怕被她发现,摄政王下半身赶紧远离了她,这下便扭成了一个上半身贴合下半身分离的极为怪异的姿势。
沈辞吟还没有放弃挣扎,缓了缓劲儿,还在想办法,萧烬却不敢确定她再这么惹火下去,他还能不能控制住自己,便沉声道:“别动,打扰了本王睡觉,本王拿你是问。”

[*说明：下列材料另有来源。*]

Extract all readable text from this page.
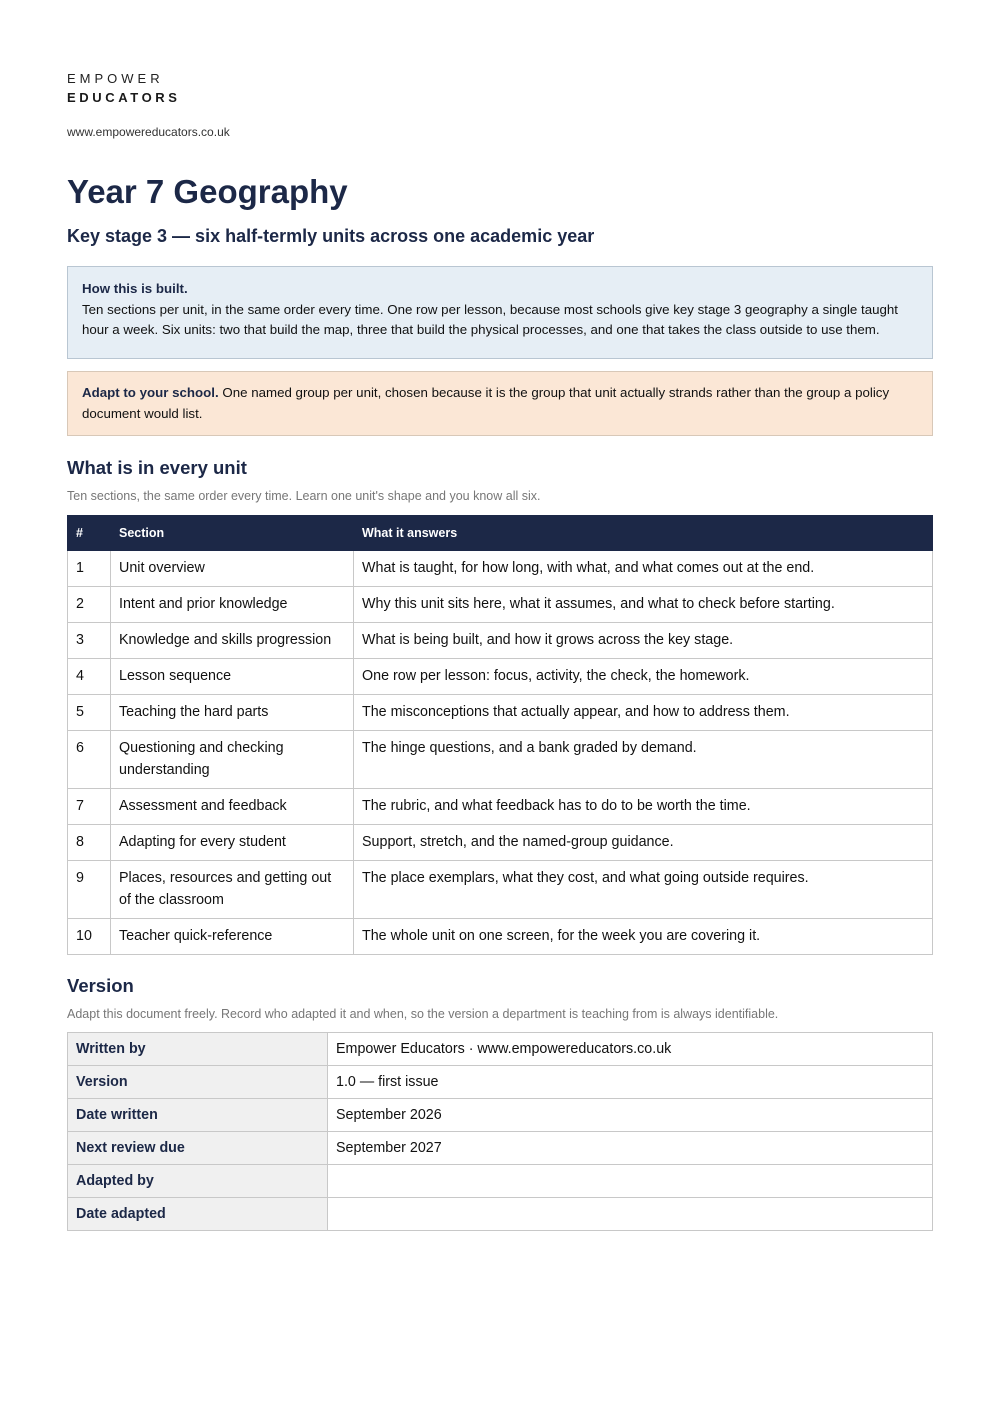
EMPOWER
EDUCATORS
www.empowereducators.co.uk
Year 7 Geography
Key stage 3 — six half-termly units across one academic year
How this is built.
Ten sections per unit, in the same order every time. One row per lesson, because most schools give key stage 3 geography a single taught hour a week. Six units: two that build the map, three that build the physical processes, and one that takes the class outside to use them.
Adapt to your school. One named group per unit, chosen because it is the group that unit actually strands rather than the group a policy document would list.
What is in every unit
Ten sections, the same order every time. Learn one unit's shape and you know all six.
#	Section	What it answers
1	Unit overview	What is taught, for how long, with what, and what comes out at the end.
2	Intent and prior knowledge	Why this unit sits here, what it assumes, and what to check before starting.
3	Knowledge and skills progression	What is being built, and how it grows across the key stage.
4	Lesson sequence	One row per lesson: focus, activity, the check, the homework.
5	Teaching the hard parts	The misconceptions that actually appear, and how to address them.
6	Questioning and checking understanding	The hinge questions, and a bank graded by demand.
7	Assessment and feedback	The rubric, and what feedback has to do to be worth the time.
8	Adapting for every student	Support, stretch, and the named-group guidance.
9	Places, resources and getting out of the classroom	The place exemplars, what they cost, and what going outside requires.
10	Teacher quick-reference	The whole unit on one screen, for the week you are covering it.
Version
Adapt this document freely. Record who adapted it and when, so the version a department is teaching from is always identifiable.
Written by	Empower Educators · www.empowereducators.co.uk
Version	1.0 — first issue
Date written	September 2026
Next review due	September 2027
Adapted by	
Date adapted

“就是因为不想打扰王爷休息,这才着急离开。”沈辞吟无辜地周旋道。
摄政王冷嗤一声,也不说她巧舌如簧了,只道:“不想你家人平安归京了?”
“以为叶君棠被派去北境当使臣,他能替你将你父母家人接回来?呵,他还没那个本事。”
这个问题一抛出来,沈辞吟被拿捏住了,只得消停下来。
“沈辞吟,想要达成目的,总得有所付出,你以为暖床这差事这么好做,只是在本王床榻上呆一会儿就可以了?呵,天真。”

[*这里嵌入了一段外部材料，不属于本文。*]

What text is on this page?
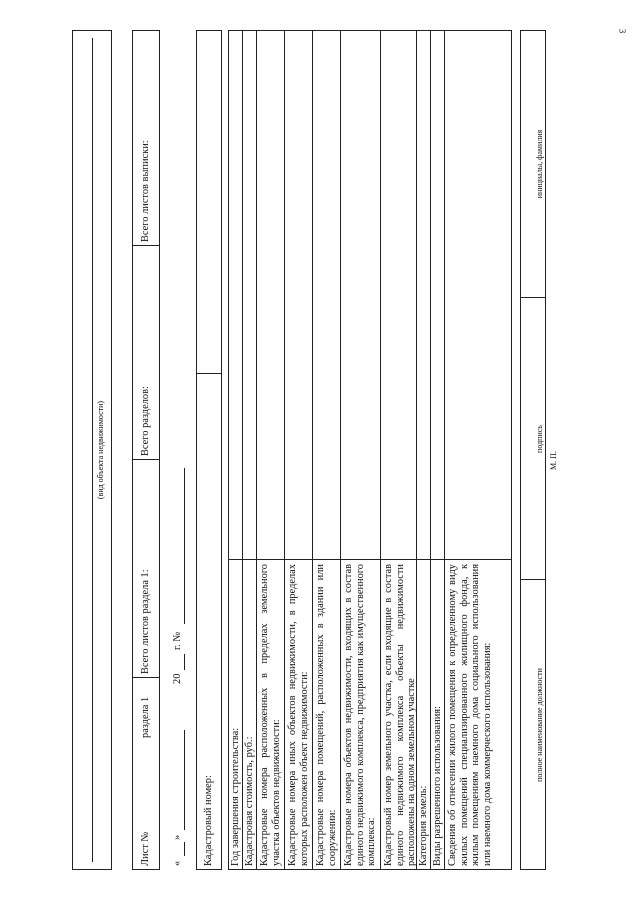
3
(вид объекта недвижимости)
Лист №
раздела 1
Всего листов раздела 1:
Всего разделов:
Всего листов выписки:
«
»
20
г. №
Кадастровый номер: Год завершения строительства: Кадастровая стоимость, руб.: Кадастровые номера расположенных в пределах земельного участка объектов недвижимости: Кадастровые номера иных объектов недвижимости, в пределах которых расположен объект недвижимости: Кадастровые номера помещений, расположенных в здании или сооружении: Кадастровые номера объектов недвижимости, входящих в состав единого недвижимого комплекса, предприятия как имущественного комплекса: Кадастровый номер земельного участка, если входящие в состав единого недвижимого комплекса объекты недвижимости расположены на одном земельном участке Категория земель: Виды разрешенного использования: Сведения об отнесении жилого помещения к определенному виду жилых помещений специализированного жилищного фонда, к жилым помещениям наемного дома социального использования или наемного дома коммерческого использования:	полное наименование должности
подпись
инициалы, фамилия
М. П.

“本王不过是想睡个好觉,若是这点事情都不能成全本王,本王为何又要成全你?本王和你关系很好,感情很深厚吗?
沈辞吟当然知道他是她的死对头,巴不得想看她倒霉,想看她笑话,他才畅快,可让她和死对头躺一块儿?又算什么事儿。
不知道也就罢了,不得清醒也就罢了,知道了,她还是清醒的,还不许她反抗了?“可是王爷,男女授受不亲。”
“本王只是想睡个好觉,又不馋你身子,你怕什么。若是本王想对你做什么,还用等到今日?”摄政王把话说得不留情面,“就算你脱光了躺在本王面前,本王也不会多看一眼。”
摄政王违心的话,那是张口就来。
可越是如此,沈辞吟反而才肯相信他真的就是为了治失眠症,所以才这般迂迂回回,遮遮掩掩,无耻下流,无所不用其极。
这般,她紧张的心倒是稍稍定了下来。